GÖSTERİCİLER HABERCİYDİ

Sansürün zirvede olduğu bir ülkede yaşanan güncel olayları nasıl takip ediyorsunuz?
EMİR: Oradaki insanlar ve internetin büyüsü sayesinde. Profesyonel gazetecilerin gösterileri takip etmesi, haber yapması yasaktı ama göstericilerin her biri gazetecilik yaptı. Videoları, fotoğrafları, gördüklerini Facebook ve diğer sosyal medya araçlarında yaydılar. Muhalif liderler de anlatmak konusunda istekliydi. Kimse kim tarafından, hangi koşullarda nerede tutulduklarını bilmiyor. Politik tutukluların bulunduğu hapishanelerde yaşanan tecavüz ve cinayet olaylarını büyük bir cesaretle ihbar eden Mehdi Karroubi (muhalefet lideri, aday olmuştu), ciddi psikolojik sorunlar yaşıyor. BM raportörü ne kendisiyle ne de ailesiyle görüşebiliyor. Bu onun başına gelebiliyorsa, bir üniversite öğrencisine neler yaparlar düşünün. Evin, Vakilabad ve diğer hapishanelerde yüzlerce kişi tutuluyor. İran geleceğinin anahtarını ellerinde tutuyorlar. Prensiplerin gücünü, özgürlük vaadini ve cennetin bedelini temsil ediyorlar. Bu insanları savunmak bir görevdir. Nelson Mandela’yı yüzüstü bırakan bir dünya, nasıl bir yer olurdu düşünebiliyor musunuz?
Neden anonim kalmayı tercih ediyorsunuz?
EMİR: Otosansür endişesi taşımadan gerçeği söyleyebilmek için. Teokratik rejimler vatandaşlarının karşısındadır. İleride doğru zaman geldiğinde kimliklerimizi açıklamaya karar verebiliriz.
‘Zehra’nın Cenneti’ ismi nereden geliyor?

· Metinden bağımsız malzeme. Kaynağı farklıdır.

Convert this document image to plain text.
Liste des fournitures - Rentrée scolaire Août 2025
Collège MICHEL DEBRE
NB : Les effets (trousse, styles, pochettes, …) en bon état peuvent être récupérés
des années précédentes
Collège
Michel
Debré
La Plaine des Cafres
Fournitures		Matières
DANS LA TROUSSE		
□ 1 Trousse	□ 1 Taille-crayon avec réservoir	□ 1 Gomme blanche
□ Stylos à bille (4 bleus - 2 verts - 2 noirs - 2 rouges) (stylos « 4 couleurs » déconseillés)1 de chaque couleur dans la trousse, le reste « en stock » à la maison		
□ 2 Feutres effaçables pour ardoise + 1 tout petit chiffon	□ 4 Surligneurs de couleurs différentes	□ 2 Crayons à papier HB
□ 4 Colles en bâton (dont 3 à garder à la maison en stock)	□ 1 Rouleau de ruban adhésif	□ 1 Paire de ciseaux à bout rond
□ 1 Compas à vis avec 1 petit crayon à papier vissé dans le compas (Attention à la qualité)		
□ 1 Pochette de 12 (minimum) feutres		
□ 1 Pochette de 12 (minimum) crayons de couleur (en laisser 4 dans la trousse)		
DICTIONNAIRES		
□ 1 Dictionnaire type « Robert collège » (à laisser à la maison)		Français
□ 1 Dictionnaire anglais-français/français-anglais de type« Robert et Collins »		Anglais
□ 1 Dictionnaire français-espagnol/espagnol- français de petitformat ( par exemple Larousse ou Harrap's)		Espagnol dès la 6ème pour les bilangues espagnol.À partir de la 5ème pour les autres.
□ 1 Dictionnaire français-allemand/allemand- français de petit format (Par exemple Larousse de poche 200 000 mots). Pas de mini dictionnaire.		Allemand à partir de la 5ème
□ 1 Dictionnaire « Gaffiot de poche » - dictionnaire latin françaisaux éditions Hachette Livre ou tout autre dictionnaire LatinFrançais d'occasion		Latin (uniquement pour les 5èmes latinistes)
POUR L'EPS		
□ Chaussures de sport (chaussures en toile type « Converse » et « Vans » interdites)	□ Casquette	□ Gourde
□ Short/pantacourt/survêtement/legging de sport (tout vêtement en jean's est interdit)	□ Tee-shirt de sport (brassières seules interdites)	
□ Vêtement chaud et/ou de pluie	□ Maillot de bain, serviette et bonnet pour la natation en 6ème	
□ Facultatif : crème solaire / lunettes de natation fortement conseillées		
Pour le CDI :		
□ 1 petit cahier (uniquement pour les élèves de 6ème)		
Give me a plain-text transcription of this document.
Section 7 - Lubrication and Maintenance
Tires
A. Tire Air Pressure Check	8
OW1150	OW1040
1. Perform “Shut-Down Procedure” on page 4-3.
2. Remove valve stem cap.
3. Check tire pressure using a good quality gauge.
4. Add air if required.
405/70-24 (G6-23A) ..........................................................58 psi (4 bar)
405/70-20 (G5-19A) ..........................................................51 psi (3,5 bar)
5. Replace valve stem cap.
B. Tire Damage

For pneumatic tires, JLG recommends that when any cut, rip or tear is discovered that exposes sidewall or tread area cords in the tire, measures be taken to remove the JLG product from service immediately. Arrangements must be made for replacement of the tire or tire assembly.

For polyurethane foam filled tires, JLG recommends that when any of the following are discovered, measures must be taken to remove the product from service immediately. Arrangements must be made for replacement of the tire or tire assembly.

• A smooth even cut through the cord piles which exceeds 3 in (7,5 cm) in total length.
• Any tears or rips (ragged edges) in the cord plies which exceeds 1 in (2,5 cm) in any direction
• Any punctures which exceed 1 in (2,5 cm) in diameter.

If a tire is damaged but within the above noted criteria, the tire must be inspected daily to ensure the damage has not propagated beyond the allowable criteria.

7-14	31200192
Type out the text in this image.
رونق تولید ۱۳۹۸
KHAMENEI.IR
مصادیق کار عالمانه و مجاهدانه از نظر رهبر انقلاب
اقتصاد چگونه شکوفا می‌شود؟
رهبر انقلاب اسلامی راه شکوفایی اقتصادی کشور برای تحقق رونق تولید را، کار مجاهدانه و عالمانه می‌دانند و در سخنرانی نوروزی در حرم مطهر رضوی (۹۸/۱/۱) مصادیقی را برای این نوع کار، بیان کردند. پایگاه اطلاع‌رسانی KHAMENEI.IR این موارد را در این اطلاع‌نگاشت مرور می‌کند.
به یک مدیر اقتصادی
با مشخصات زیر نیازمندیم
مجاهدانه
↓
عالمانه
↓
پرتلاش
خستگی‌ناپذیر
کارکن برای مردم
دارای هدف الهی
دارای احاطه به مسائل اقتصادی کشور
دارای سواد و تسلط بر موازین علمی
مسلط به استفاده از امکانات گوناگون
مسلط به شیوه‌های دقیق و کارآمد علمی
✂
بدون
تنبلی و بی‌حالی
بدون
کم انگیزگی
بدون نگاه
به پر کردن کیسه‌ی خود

EMİR: Zehra, oğlu Mehdi’yi arayan kahramanımızın ismi. Ama ‘Zehra’nın Cenneti’ aynı zamanda, Tehran dışındaki büyük bir mezarlığın da adı. İslami Cumhuriyet, ölüm sonrası yaşam vaadi üzerine kurulmuştur. Mezarlık sırf bu dünyanın çıkış kapısı değil, sonraki yaşamın da giriş kapısı. Ayetullah Humeyni’nin Fransa’dan 1979’da döndüğünde ziyaret ettiği ilk yerdi. Sonraki yıllarda, politik veya dini farkları ne olursa olsun binlerce insan oraya gömüldü. İran-Irak savaşında ölen çocuk yaştaki askerler gömüldü. Nida ve Sohrab gibi İslam Cumhuriyeti’nin sayısız kurbanları da orada. Mezarlık ceset olarak İran’ın ve bir tabut olarak İslam’ın metaforu. Hayalimiz, bir gün bu mezarlığın İran halkı üzerindeki hakimiyetinin kalkması, İran’ı sarmalayan yalanların ortaya çıkması. İran her zaman sevginin, hayatın, ışığın ve gülüşün ülkesi oldu, olacak.
Eseriniz Portekizce’ye bile çevrildi. Bir gün Türkçe de okuyabilecek miyiz?
EMİR: Evet, Pegasus Yayınları Türkçe’ye çeviriyor ve bu sonbahar çıkacak. Halil de ben de çok heyecanlıyız. Kitabın son bölümü İstanbul’da geçiyor ve yeni macera da oradan başlayacak. Türkiye’ye çok güçlü bir bağ hissediyoruz. Türkiye, politik veya dini nedenlerle ülkesinden kaçan binlerce İranlı için sığınak oldu. Doğu ile Batı’yı bağdaştıran bir rol model.